Alternatives to BFLOAT16 data format include:

FP32 data format

This is the original data format where all calculations are done. Other data formats are used in order to improve performance compared to using FP32.

FP16 data format

FP16 and BFP16 have the same memory requirements but BFLOAT16 is proved to have advantages specific to Machine Learning Inference performance. The reduction in hardware multiplier and acceleration in Matrix Multiplication that is the advantage of BFP16 is not observed with FP16.

INT8 data format

The use of INT8 data format for Machine Learning Inference is on the rise.

Research done on BFLOAT16

Learn more about BFLOAT16 through these research papers:

"TensorFlow: A system for large-scale machine learning" by researchers at Google Brain. This paper introduced the idea of BFLOAT16.
"A Study of BFLOAT16 for Deep Learning Training" by researchers at Intel Labs and Facebook. This paper explores the use of BFLOAT16 data format for training of Machine Learning models.

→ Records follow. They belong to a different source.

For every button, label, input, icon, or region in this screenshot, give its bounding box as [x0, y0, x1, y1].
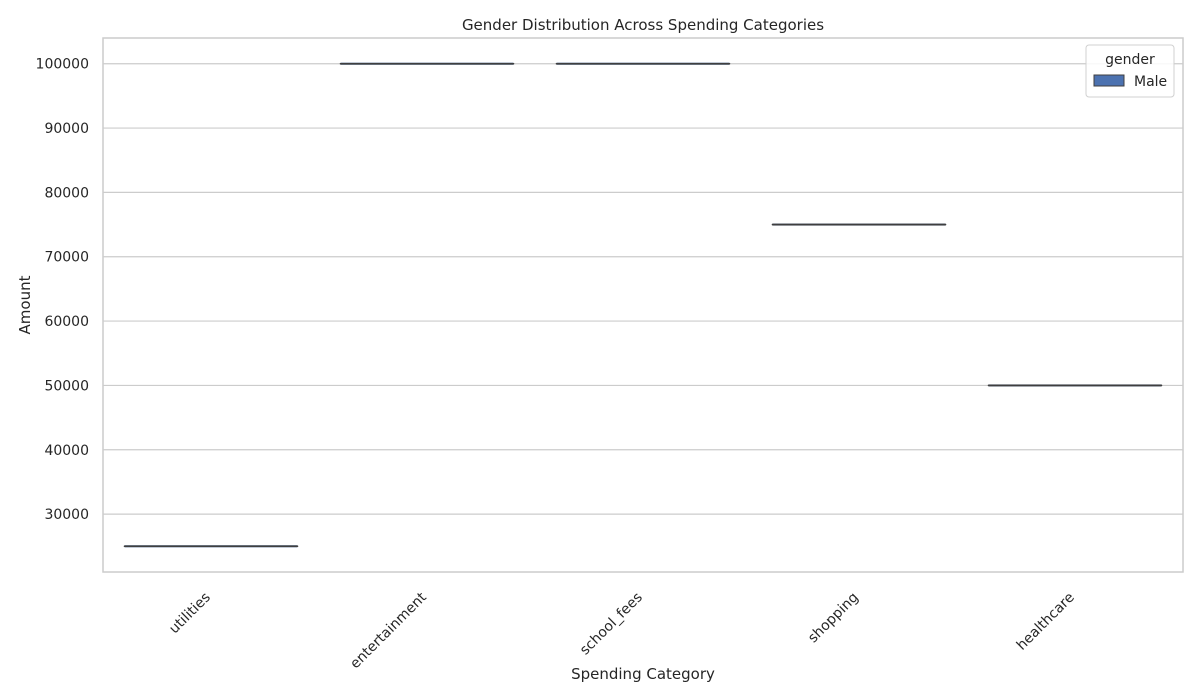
y-tick-label: 100000 [36, 57, 89, 73]
plot-frame [102, 37, 1184, 573]
legend-swatch-male [1093, 74, 1125, 87]
y-tick-layer: 30000 40000 50000 60000 70000 80000 90000 10000… [36, 57, 89, 523]
legend-title: gender [1105, 52, 1155, 68]
y-tick-label: 70000 [44, 250, 89, 266]
y-axis-label: Amount [16, 275, 34, 334]
y-tick-label: 80000 [44, 185, 89, 201]
y-tick-label: 90000 [44, 121, 89, 137]
y-tick-label: 50000 [44, 378, 89, 394]
y-tick-label: 30000 [44, 507, 89, 523]
legend-label-male: Male [1134, 74, 1167, 90]
y-tick-label: 40000 [44, 443, 89, 459]
box-layer [123, 62, 1163, 548]
legend: gender Male [1085, 44, 1175, 98]
chart-title: Gender Distribution Across Spending Cate… [462, 16, 824, 34]
y-tick-label: 60000 [44, 314, 89, 330]
grid-layer [103, 63, 1183, 515]
x-axis-label: Spending Category [571, 665, 715, 683]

Previous use-cases involved using BFLOAT16 for Inference.
Cliff Young, Google AI. (October 2018). "Codesign in Google TPUs: Inference, Training, Performance, and Scalability". This was the Keynote speech in "Processor Conference 2018".
Carey Kloss, Intel VP Hardware and AI Products Group. (April 2019). "Deep Learning By Design; Building silicon for AI." This was presented in "Processor Conference 2019".

With this article at OpenGenus, you must have the complete idea of BFLOAT16 data format and its use in Inference process in Machine Learning models.